Example from binpan Symbol plot_orderbook_density method.
- bar_plot(df: DataFrame, x_col_to_bars: str, y_col: str, bar_segments: str = 'Buyer was maker', split_colors: bool = False, bins: int = 100, aggregation: Literal['sum', 'mean'] = 'sum', height: int = 800, title: str = 'Bar Plot', y_axis_title: str = None, horizontal_bars: bool = False, **update_layout_kwargs)[source]¶
Plot a bar plot for a dataframe column with optional segments based on the ‘bar_segments’ column.
- Parameters:
df (pd.DataFrame) – A DataFrame like orderbook, candles, trades or any other.
x_col_to_bars (str) – A column name to group values into x bars, like in example, price.
y_col (str) – Column names for y-axis data, if more than one will be stacked.
bar_segments (str) – Other column name to differentiate each bar segment (if split_colors is True).
split_colors (bool) – Whether to split the bars into segments based on the bar_segments column.
bins (int) – Columns in histogram.
aggregation (str) – Aggregation method, can be ‘sum’ or ‘mean’.

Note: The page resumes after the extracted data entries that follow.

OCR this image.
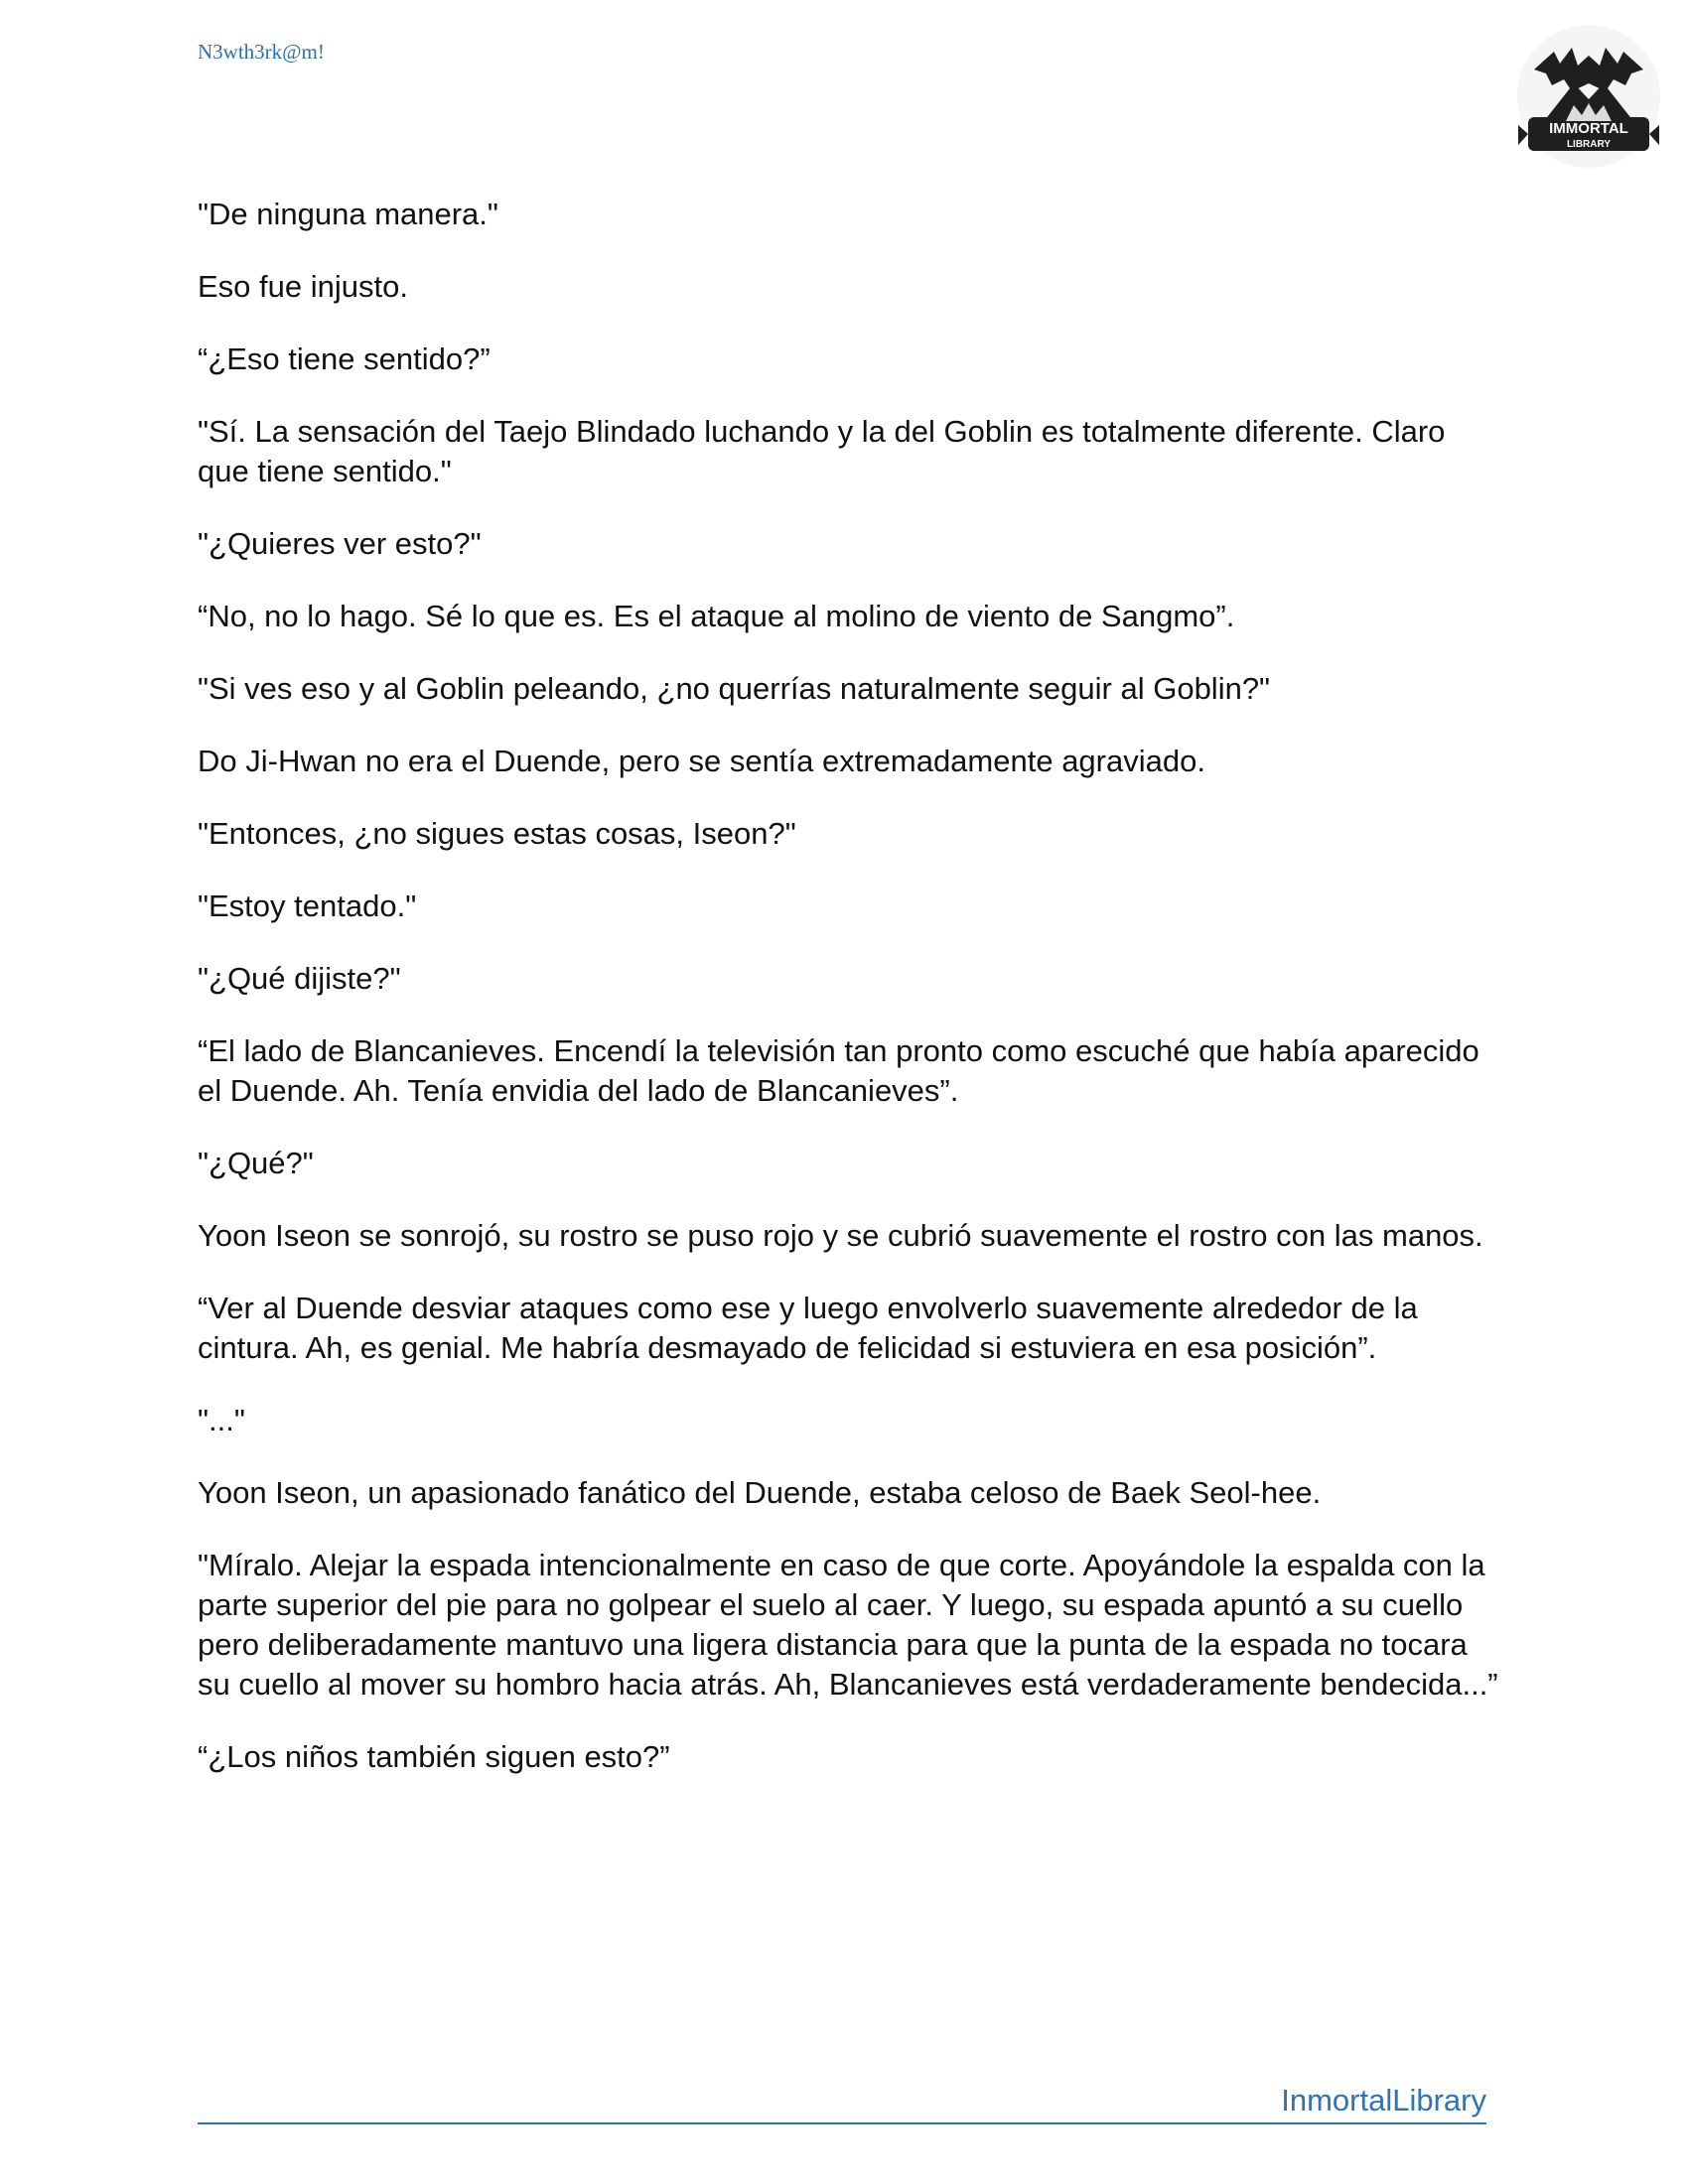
N3wth3rk@m!
IMMORTAL
LIBRARY

"De ninguna manera."

Eso fue injusto.

“¿Eso tiene sentido?”

"Sí. La sensación del Taejo Blindado luchando y la del Goblin es totalmente diferente. Claro que tiene sentido."

"¿Quieres ver esto?"

“No, no lo hago. Sé lo que es. Es el ataque al molino de viento de Sangmo”.

"Si ves eso y al Goblin peleando, ¿no querrías naturalmente seguir al Goblin?"

Do Ji-Hwan no era el Duende, pero se sentía extremadamente agraviado.

"Entonces, ¿no sigues estas cosas, Iseon?"

"Estoy tentado."

"¿Qué dijiste?"

“El lado de Blancanieves. Encendí la televisión tan pronto como escuché que había aparecido el Duende. Ah. Tenía envidia del lado de Blancanieves”.

"¿Qué?"

Yoon Iseon se sonrojó, su rostro se puso rojo y se cubrió suavemente el rostro con las manos.

“Ver al Duende desviar ataques como ese y luego envolverlo suavemente alrededor de la cintura. Ah, es genial. Me habría desmayado de felicidad si estuviera en esa posición”.

"..."

Yoon Iseon, un apasionado fanático del Duende, estaba celoso de Baek Seol-hee.

"Míralo. Alejar la espada intencionalmente en caso de que corte. Apoyándole la espalda con la parte superior del pie para no golpear el suelo al caer. Y luego, su espada apuntó a su cuello pero deliberadamente mantuvo una ligera distancia para que la punta de la espada no tocara su cuello al mover su hombro hacia atrás. Ah, Blancanieves está verdaderamente bendecida...”

“¿Los niños también siguen esto?”

InmortalLibrary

height (int) – Plot sizing.
title (str) – A title string
y_axis_title (str) – Title for y axis plot.
horizontal_bars – Flips graph with horizontal bars.

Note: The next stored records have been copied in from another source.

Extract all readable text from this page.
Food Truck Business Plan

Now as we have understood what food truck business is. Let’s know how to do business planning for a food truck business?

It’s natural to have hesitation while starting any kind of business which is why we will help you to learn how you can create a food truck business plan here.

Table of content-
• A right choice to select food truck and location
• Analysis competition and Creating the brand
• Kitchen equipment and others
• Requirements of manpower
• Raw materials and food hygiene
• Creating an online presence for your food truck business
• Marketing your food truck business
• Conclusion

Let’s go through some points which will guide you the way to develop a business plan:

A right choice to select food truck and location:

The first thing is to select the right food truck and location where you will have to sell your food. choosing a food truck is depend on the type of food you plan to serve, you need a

update_layout_kwargs – Additional kwargs for plotly update_layout method.
- profile_plot(serie: Series, title: str = 'Profile Plot', x_axis_title: str = None, y_axis_title: str = None, vertical_bar: float = None, color: str = 'blue', height: int = 800, width: int = 400, **update_layout_kwargs) str[source]¶
This function generates a horizontal bar chart from a pandas series.
- Parameters:
serie (pd.Series) – The pandas series to be plotted.
title (str) – The title of the plot. Default is “Profile Plot”.
x_axis_title (str) – The title for the x-axis. Default is None.
y_axis_title (str) – The title for the y-axis. Default is None.
vertical_bar (float) – A vertical line to be drawn in the plot. Default is None.
color (str) – The color of the bars in the plot. Default is ‘blue’.
height (int) – The height of the plot. Default is 800.
width (int) – The width of the plot. Default is None, which lets Plotly auto-size the plot.
update_layout_kwargs – Additional arguments for customizing the appearance of the plot.
- Return str:
The path to the image file of the generated plot.
- plot_orderbook_value(ask_data: list[tuple[list, float]], bid_data: list[tuple[list, float]], close_prices: Series)[source]¶
Plots orderbook levels quantities.
- Parameters:
- normalize(max_value: int | float, min_value: int | float, data: list | ndarray)[source]¶
Normalize data from minimum as 0 to maximum as 1.